New York’taki terör hareketleri ve büyük can kaybı son derece üzücüdür. Bunları alkışlamanın imkanı yoktur. Ancak, bu hadise münferit (tek başına) bir hadise değildir, tarihe bağlıdır.
Amerika’nın yerlilerine ne olmuştur? Bir Amerikan generali vaktiyle “En iyi Kızılderili, ölü bir Kızılderilidir” demişti.
Demokrasi ve hürriyet… Bunlar güzel ve iyi şeyler. Lakin demokrasi ve hürriyet sadece Amerika ve Amerikalılar için olursa kıymeti kalmaz. Demokrasi ve hürriyetin yanında adalet, hikmet ve çeşitliliğe saygı da gerekir.
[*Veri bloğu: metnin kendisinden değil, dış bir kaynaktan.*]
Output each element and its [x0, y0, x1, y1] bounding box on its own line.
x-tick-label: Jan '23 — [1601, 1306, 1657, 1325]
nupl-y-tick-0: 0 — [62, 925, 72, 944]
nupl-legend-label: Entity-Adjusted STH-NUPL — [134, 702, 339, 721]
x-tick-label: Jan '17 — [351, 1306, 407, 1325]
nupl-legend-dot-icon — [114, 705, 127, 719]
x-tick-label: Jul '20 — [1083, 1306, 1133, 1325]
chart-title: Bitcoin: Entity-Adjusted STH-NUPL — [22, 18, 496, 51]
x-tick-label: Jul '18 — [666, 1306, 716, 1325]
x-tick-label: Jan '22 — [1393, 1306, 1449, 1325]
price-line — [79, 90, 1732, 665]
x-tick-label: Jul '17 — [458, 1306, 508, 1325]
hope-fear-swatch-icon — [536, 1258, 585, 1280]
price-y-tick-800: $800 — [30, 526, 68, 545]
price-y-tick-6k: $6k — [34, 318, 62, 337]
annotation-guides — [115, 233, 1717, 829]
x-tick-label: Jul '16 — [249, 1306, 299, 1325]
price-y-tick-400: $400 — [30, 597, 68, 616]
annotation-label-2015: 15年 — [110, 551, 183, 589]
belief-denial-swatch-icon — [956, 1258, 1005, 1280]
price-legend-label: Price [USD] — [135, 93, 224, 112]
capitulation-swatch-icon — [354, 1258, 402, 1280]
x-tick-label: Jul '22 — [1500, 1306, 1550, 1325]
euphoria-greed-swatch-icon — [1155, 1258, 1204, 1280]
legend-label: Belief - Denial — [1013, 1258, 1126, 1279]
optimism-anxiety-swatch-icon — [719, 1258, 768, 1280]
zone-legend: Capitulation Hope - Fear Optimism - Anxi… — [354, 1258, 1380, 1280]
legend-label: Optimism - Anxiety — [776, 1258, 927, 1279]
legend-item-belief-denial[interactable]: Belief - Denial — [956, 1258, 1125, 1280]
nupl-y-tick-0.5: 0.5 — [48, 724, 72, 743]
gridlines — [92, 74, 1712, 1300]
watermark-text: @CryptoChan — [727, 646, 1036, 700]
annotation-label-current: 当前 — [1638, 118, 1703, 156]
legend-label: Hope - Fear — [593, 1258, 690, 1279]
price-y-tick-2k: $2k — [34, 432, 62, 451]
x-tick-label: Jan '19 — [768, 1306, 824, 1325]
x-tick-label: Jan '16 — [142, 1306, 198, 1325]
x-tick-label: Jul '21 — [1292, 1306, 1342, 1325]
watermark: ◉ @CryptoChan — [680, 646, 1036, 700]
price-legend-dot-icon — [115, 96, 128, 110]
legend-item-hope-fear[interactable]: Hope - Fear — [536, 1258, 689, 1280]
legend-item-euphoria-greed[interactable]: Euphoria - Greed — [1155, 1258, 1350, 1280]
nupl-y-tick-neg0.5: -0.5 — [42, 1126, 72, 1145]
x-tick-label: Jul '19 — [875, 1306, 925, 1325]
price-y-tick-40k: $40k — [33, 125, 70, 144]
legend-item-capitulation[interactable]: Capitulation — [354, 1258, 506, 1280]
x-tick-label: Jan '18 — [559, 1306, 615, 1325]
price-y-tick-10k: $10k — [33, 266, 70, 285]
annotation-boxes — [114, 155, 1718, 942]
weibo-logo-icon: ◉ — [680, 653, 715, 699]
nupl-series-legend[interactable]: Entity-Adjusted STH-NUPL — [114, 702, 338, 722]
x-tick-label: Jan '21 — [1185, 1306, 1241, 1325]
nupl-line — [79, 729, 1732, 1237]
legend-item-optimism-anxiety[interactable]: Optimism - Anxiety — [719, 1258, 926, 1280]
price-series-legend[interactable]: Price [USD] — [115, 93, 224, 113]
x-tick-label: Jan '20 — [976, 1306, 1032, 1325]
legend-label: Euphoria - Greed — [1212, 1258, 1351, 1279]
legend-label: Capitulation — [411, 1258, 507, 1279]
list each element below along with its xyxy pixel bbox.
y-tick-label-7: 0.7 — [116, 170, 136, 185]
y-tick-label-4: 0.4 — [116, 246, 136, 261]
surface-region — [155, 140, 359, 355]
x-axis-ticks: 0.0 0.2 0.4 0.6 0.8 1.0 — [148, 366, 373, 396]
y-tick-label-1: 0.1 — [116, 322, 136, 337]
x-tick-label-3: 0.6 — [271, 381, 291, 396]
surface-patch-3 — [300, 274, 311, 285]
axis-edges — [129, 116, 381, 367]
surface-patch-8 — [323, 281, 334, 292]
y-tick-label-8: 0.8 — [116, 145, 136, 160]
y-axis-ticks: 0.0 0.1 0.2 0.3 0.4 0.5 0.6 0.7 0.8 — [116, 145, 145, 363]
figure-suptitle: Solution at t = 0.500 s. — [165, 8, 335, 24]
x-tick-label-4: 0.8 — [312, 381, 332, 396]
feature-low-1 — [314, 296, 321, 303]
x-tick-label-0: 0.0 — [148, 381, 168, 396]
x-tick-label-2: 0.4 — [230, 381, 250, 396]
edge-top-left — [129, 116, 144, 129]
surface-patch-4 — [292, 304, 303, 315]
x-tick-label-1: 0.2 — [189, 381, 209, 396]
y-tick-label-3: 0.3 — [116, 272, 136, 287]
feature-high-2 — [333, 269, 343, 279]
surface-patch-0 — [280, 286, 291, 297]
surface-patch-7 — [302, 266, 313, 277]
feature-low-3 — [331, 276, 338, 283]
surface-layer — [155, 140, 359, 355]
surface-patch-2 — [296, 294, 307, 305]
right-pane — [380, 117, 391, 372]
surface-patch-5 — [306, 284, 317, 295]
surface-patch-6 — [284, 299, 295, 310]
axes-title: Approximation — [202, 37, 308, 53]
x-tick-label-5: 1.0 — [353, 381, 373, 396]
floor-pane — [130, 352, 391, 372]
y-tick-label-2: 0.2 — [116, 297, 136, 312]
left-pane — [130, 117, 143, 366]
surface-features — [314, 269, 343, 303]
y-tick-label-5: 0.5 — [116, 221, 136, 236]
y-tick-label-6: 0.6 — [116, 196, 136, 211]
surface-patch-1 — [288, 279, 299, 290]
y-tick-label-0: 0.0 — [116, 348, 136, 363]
NewYork’taki korkunç hadiseleri planlayan ve uygulayan teröristlerin sayısının otuzdan fazla olmadığı kanaatindeyim. ABD devletlerle savaşabilir ama terörizm karşısında âciz ve zavallı kalmıştır.
Başına daha büyük belalar ve felaketler gelmeden önce ABD idarecilerinin insanlığa adalet ile muamele etmesi gerekiyor. Öncelikle Ortadoğu’da ve Filistin’de.
11 Eylül 2001 tarihi çok önemli bir gündür. Fakat, onun yanında 1945’in Hiroşima ve Nagazaki günlerini de hatırlamak gerekir.
New York ile Kudüs arasında büyük bağlar, alakalar vardır. Bunları göz ardı etmemek lazımdır.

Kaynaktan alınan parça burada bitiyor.